Rusty Haight, il manichino umano

Poco tempo fa ho avuto l’occasione di parlare delle leggi di Murphy e i crash test, questo mi ha permesso di introdurre Murphy e il Col. John Stapp che, anche se indirettamente, hanno dato tanto allo sviluppo della sicurezza per gli autoveicoli. Riflettendo sui personaggi chiave del settore mi sono detto che non potevo però non citare Rusty Haight: grazie al suo prezioso “sacrificio” i nostri indici di danno biomeccanico sono oggi più precisi.

 Quale è quindi il suo contributo? Chi è Rusty Haight?

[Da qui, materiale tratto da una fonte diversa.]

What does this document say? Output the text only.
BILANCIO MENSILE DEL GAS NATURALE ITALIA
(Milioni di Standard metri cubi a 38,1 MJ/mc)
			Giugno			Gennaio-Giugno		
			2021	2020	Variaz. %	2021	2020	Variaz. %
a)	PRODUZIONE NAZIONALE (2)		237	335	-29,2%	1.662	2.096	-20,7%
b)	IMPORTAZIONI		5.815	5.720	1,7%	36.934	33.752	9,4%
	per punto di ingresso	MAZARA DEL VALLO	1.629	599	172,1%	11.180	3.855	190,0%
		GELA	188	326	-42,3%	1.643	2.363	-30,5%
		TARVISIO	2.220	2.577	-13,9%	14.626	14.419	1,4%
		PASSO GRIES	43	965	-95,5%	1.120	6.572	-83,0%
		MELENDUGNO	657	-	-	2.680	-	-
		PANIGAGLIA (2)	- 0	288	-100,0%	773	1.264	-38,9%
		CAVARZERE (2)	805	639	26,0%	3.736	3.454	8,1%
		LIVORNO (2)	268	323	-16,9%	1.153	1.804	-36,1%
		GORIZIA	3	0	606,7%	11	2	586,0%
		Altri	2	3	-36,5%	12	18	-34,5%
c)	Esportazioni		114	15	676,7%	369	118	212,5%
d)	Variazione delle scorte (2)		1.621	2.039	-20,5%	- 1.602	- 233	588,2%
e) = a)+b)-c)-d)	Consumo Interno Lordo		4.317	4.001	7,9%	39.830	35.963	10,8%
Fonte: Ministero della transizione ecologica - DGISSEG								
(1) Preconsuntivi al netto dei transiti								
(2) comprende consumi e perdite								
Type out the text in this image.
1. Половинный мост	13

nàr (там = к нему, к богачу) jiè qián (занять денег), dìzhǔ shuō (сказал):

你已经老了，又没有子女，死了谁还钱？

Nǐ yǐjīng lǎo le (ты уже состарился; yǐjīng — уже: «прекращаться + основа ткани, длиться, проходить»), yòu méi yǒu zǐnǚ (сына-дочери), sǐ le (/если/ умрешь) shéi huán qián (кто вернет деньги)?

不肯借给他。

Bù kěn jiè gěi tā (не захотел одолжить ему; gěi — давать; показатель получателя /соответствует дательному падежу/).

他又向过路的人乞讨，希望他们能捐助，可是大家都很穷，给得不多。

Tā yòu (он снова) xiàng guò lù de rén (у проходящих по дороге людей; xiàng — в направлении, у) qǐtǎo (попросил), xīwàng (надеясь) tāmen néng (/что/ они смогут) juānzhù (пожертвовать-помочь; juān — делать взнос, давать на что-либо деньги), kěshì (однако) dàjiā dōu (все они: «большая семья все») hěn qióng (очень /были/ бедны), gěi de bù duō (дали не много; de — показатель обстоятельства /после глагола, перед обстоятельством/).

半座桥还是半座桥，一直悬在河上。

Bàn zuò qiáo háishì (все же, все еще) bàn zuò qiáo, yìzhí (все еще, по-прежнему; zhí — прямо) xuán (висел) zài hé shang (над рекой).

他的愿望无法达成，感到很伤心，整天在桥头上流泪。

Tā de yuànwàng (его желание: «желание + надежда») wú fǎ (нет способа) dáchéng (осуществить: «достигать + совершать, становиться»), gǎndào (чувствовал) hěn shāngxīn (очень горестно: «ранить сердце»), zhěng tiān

Senza dubbio Rusty Haight è un precursore della sperimentazione per la sicurezza degli occupanti dei veicoli. Direttore del Collision Safety Institute (San Diego CA) è chiamato Human crash test dummy (letteralmente “il manichino umano per crash test”!) in quanto uomo che ha effettuato in prima persona il maggior numero di crash test. Haight, è infatti andato a sbattere contro un muro a bordo di innumerevoli autovetture per circa un migliaio di volte!  Sembra impossibile, ma non ha mai riportato danni seri e tuttora si offre volontario di tanto in tanto per esperimenti.

Molti dei risultati dei suoi studi hanno migliorato le tecniche di ricostruzione dell’incidente e aiutato le case automobilistiche a realizzare vetture più sicure. I risultati degli studi sulla risposta del corpo umano alle sollecitazioni violente e sulla statistica degli incidenti stradali hanno permesso di elevare il grado di sicurezza passiva dei mezzi di trasporto, con l’introduzione di nuovi criteri di progetto, dispositivi e normative.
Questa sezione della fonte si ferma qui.